Theorem of Chords Equidistant from the Center
In a circle, two congruent chords are equally distant from the center - and conversely, two chords that are equally distant from the center are congruent.
This means the converse is also true: two chords equidistant from the center must be congruent.
Proof
The proof can be divided into two parts.
A] Two chords equidistant from the center are congruent
We aim to prove that two chords equidistant from the center O of the circle are congruent.
Consider a circle and two chords AB and CD that lie at the same distance from the center O.
Draw perpendicular segments from O to each chord to represent their distances from the center.
Note. The distance is measured by a segment drawn perpendicularly from the center O to chord AB (or CD).

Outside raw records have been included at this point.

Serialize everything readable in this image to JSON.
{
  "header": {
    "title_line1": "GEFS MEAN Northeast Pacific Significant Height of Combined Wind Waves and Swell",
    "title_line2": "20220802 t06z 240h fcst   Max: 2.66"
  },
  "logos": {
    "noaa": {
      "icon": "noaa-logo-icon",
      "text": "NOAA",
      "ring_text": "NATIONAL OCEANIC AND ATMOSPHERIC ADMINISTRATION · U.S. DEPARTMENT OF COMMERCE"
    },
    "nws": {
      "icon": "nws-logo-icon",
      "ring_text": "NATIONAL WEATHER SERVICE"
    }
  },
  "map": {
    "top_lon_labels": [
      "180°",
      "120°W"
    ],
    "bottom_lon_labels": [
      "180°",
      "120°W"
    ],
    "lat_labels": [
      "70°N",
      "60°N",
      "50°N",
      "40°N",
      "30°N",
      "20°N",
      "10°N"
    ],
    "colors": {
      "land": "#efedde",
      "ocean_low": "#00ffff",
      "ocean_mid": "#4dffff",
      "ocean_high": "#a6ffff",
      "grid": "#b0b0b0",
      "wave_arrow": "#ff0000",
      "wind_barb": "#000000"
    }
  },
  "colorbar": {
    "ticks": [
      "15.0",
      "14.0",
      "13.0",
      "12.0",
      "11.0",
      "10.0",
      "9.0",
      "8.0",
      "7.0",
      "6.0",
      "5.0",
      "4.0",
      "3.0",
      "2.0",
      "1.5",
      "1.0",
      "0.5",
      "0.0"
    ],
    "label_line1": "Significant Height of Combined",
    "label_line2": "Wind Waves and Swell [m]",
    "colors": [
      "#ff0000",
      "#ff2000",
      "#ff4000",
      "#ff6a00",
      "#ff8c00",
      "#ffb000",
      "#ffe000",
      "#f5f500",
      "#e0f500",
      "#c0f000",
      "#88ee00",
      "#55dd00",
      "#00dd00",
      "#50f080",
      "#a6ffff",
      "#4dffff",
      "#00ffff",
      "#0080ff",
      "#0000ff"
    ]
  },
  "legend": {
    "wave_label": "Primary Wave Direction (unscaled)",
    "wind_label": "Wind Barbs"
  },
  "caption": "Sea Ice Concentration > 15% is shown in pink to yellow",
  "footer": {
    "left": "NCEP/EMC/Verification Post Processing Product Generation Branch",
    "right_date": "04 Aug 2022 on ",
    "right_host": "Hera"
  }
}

By our initial assumption, these distances are equal:
$$ \overline{OE} \cong \overline{OF} $$
Now draw segments OB and OD. Since both are radii of the circle, they are congruent:
$$ \overline{OB} \cong \overline{OD} $$
This construction produces two right triangles, OBE and ODF.
The two right triangles are congruent because they share two pairs of equal sides: OB ≅ OD and OE ≅ OF.
$$ OBE \cong ODF $$
From this congruence, we know that corresponding parts of the triangles are equal. In particular, the segments BE ≅ DF are congruent.
$$ \overline{BE} \cong \overline{DF} $$
Next, draw segments OA and OC, forming triangles OAB and OCD.
Since OA and OC are radii of the circle, they are congruent to each other OA ≅ OC, and also congruent to the other radii OB and OD:
$$ \overline{OA} \cong \overline{OC} \cong \overline{OB} \cong \overline{OD} $$
Thus, triangles AOB and COD are isosceles triangles, as each has two congruent sides: OA ≅ OB and OC ≅ OD.
In an isosceles triangle, the altitude also serves as the median, so the segments AE ≅ BE and CF ≅ DF are congruent.
Since we already have BE ≅ DF, doubling these segments leads to the conclusion that 2BE ≅ 2DF.
Because 2BE represents the length of chord AB (i.e., 2BE ≅ AB) and 2DF represents chord CD (i.e., 2DF ≅ CD), it follows that the chords AB and CD are congruent:
$$ \overline{AB} \cong \overline{CD} $$
This proves that two chords equidistant from the center O of a circle are congruent.
B] Two congruent chords are equidistant from the center of the circle
Consider two chords AB and CD, which are congruent by hypothesis, so AB ≅ CD.
Draw the segments OA, OB, OC, and OD. Since these are all radii, they are congruent: OA ≅ OB ≅ OC ≅ OD.
The triangles OAB and OCD are congruent by the Side-Side-Side (SSS) congruence criterion:
$$ OAB \cong OCD $$
Furthermore, triangles OAB and OCD are both isosceles triangles, since each has two congruent sides: OA ≅ OB and OC ≅ OD.
In an isosceles triangle, the median also functions as the altitude - that is, the segment drawn from the vertex to the midpoint of the opposite side.
In this case, segments OE and OF are the altitudes of the triangles and are congruent: OE ≅ OF, because the triangles themselves are congruent.
The altitudes OE ≅ OF are perpendicular to the chords and extend from the center O of the circle. Therefore, these segments represent the distance of the chords from the center.
This demonstrates that two congruent chords are equidistant from the center of the circle.
And so on.